The foregoing analysis is inapplicable to Hightower’s request for a charge on simple battery, for reason that essential elements of that offense (physical contact or physical harm) are not of necessity subsumed in the factual particulars set out in the indictment. See OCGA § 16-5-23 (Code Ann. § 26-1304). The language of the indictment, “by use of offensive weapon, to wit: a knife,” does not ipsis verbis allege either physical contact or physical harm, whereas it does so allege, of necessity, simple assault. The trial court did not err in refusing to instruct the jury relative to the offense of simple battery.
Our appellate courts do not pass upon disputed issues of fact. For that reason, in resolving the legal issues presented in this appeal, we must review Hightower’s testimony as though it might be accepted as true by a jury — even though, in reality, it is utterly incapable of being believed by a rational trier of fact.

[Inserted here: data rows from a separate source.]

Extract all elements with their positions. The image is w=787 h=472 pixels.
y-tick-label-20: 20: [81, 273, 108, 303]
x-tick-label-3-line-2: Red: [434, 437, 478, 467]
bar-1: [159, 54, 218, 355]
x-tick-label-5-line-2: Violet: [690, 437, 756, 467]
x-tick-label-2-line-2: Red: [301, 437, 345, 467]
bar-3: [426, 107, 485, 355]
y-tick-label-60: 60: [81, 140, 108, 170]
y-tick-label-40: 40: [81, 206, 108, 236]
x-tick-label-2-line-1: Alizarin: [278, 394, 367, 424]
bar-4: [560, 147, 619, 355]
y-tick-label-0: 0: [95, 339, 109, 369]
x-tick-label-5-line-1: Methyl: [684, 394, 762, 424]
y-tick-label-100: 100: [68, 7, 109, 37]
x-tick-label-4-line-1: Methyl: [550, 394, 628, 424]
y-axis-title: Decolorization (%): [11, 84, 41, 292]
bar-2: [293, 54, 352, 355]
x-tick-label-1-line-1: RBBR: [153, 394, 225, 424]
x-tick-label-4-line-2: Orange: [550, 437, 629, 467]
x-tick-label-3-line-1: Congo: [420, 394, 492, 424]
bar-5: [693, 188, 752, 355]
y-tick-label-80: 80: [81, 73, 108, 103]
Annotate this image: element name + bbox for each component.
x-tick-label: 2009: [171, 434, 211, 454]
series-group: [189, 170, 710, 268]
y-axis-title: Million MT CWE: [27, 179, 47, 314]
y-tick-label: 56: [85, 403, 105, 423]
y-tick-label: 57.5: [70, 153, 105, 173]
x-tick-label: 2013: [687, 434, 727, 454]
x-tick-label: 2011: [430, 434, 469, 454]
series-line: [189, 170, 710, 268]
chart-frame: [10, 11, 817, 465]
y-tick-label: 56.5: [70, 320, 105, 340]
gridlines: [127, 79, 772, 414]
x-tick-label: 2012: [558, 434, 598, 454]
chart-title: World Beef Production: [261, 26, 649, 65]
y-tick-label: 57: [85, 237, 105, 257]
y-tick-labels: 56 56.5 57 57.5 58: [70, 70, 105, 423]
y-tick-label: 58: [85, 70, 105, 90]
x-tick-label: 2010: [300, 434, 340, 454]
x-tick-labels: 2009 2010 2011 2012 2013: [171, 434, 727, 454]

Thus I am drawn to the unhappy position of suggesting reversal of this conviction because of the failure of the trial judge to charge in a manner encompassing a “story” which no sensible juror in this state would ever believe! But that is the price of a system wherein the jury is the sole judge of factual issues. The truth of the matter is that such a failing is harmless — in fact — because no one would believe Hightower’s statement anyway!
I am authorized to state that Chief Justice Hill and Justice Clarke join in this dissent.